When Reka came in to help put her children to bed, Hannah
pulled herself together. She was dangerously close to crying, she realized, and
that was ridiculous.
“We’re just finished,” she smiled.
“I want Miss Hannah to tuck me in,” Ariana insisted.
“Don’t let her keep you,” Reka warned.
“Don’t worry, I know how to do this,” Hannah assured her.
She helped Ariana get comfortable, pulled up the covers.
“Sweet dreams,” she smiled, leaving down to give the little girl a kiss.
“Stay with me,” Ariana pleaded. “I’m not sleepy. I think I
need another story.”
“Hmmm. How about if you just rest your eyes for a while.
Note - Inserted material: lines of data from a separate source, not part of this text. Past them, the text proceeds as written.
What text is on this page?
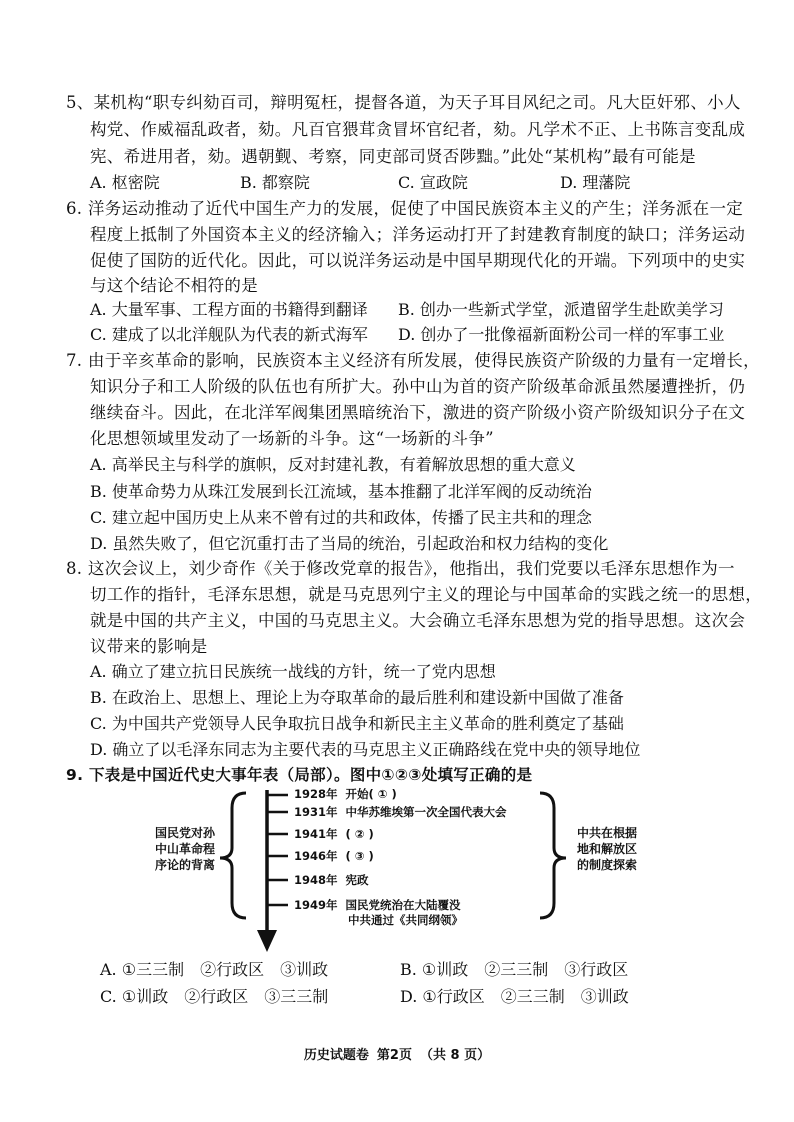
5、某机构“职专纠劾百司，辩明冤枉，提督各道，为天子耳目风纪之司。凡大臣奸邪、小人
构党、作威福乱政者，劾。凡百官猥茸贪冒坏官纪者，劾。凡学术不正、上书陈言变乱成
宪、希进用者，劾。遇朝觐、考察，同吏部司贤否陟黜。”此处“某机构”最有可能是
A. 枢密院	B. 都察院	C. 宣政院	D. 理藩院
6. 洋务运动推动了近代中国生产力的发展，促使了中国民族资本主义的产生；洋务派在一定
程度上抵制了外国资本主义的经济输入；洋务运动打开了封建教育制度的缺口；洋务运动
促使了国防的近代化。因此，可以说洋务运动是中国早期现代化的开端。下列项中的史实
与这个结论不相符的是
A. 大量军事、工程方面的书籍得到翻译 B. 创办一些新式学堂，派遣留学生赴欧美学习
C. 建成了以北洋舰队为代表的新式海军 D. 创办了一批像福新面粉公司一样的军事工业
7. 由于辛亥革命的影响，民族资本主义经济有所发展，使得民族资产阶级的力量有一定增长，
知识分子和工人阶级的队伍也有所扩大。孙中山为首的资产阶级革命派虽然屡遭挫折，仍
继续奋斗。因此，在北洋军阀集团黑暗统治下，激进的资产阶级小资产阶级知识分子在文
化思想领域里发动了一场新的斗争。这“一场新的斗争”
A. 高举民主与科学的旗帜，反对封建礼教，有着解放思想的重大意义
B. 使革命势力从珠江发展到长江流域，基本推翻了北洋军阀的反动统治
C. 建立起中国历史上从来不曾有过的共和政体，传播了民主共和的理念
D. 虽然失败了，但它沉重打击了当局的统治，引起政治和权力结构的变化
8. 这次会议上，刘少奇作《关于修改党章的报告》，他指出，我们党要以毛泽东思想作为一
切工作的指针，毛泽东思想，就是马克思列宁主义的理论与中国革命的实践之统一的思想，
就是中国的共产主义，中国的马克思主义。大会确立毛泽东思想为党的指导思想。这次会
议带来的影响是
A. 确立了建立抗日民族统一战线的方针，统一了党内思想
B. 在政治上、思想上、理论上为夺取革命的最后胜利和建设新中国做了准备
C. 为中国共产党领导人民争取抗日战争和新民主主义革命的胜利奠定了基础
D. 确立了以毛泽东同志为主要代表的马克思主义正确路线在党中央的领导地位
9. 下表是中国近代史大事年表（局部）。图中①②③处填写正确的是
国民党对孙中山革命程序论的背离
中共在根据地和解放区的制度探索
1928年 开始( ① )
1931年 中华苏维埃第一次全国代表大会
1941年 ( ② )
1946年 ( ③ )
1948年 宪政
1949年 国民党统治在大陆覆没
中共通过《共同纲领》
A. ①三三制　②行政区　③训政	B. ①训政　②三三制　③行政区
C. ①训政　②行政区　③三三制	D. ①行政区　②三三制　③训政
历史试题卷 第2页 （共 8 页）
I’ll turn out the light and it’ll be like the forest, when the fairies curl up
under the flowers and go sleep.”
“Leave the door open, please,” Ariana begged. “I don’t like
it too dark.”
“She didn’t keep you chatting, then,” Reka said with a smile
when Hannah joined her in the hallway, carefully leaving Ariana’s door open a
crack.
“No,” Hannah agreed. “I’m up on those delaying tactics.”
“How much longer till your due date?” she asked, once they
were all settled at the dinner table and tucking into Reka’s usual substantial
fare.
“Four weeks,” Reka sighed. “They say third babies are more
likely to come early, though. Two weeks would be fine with me.”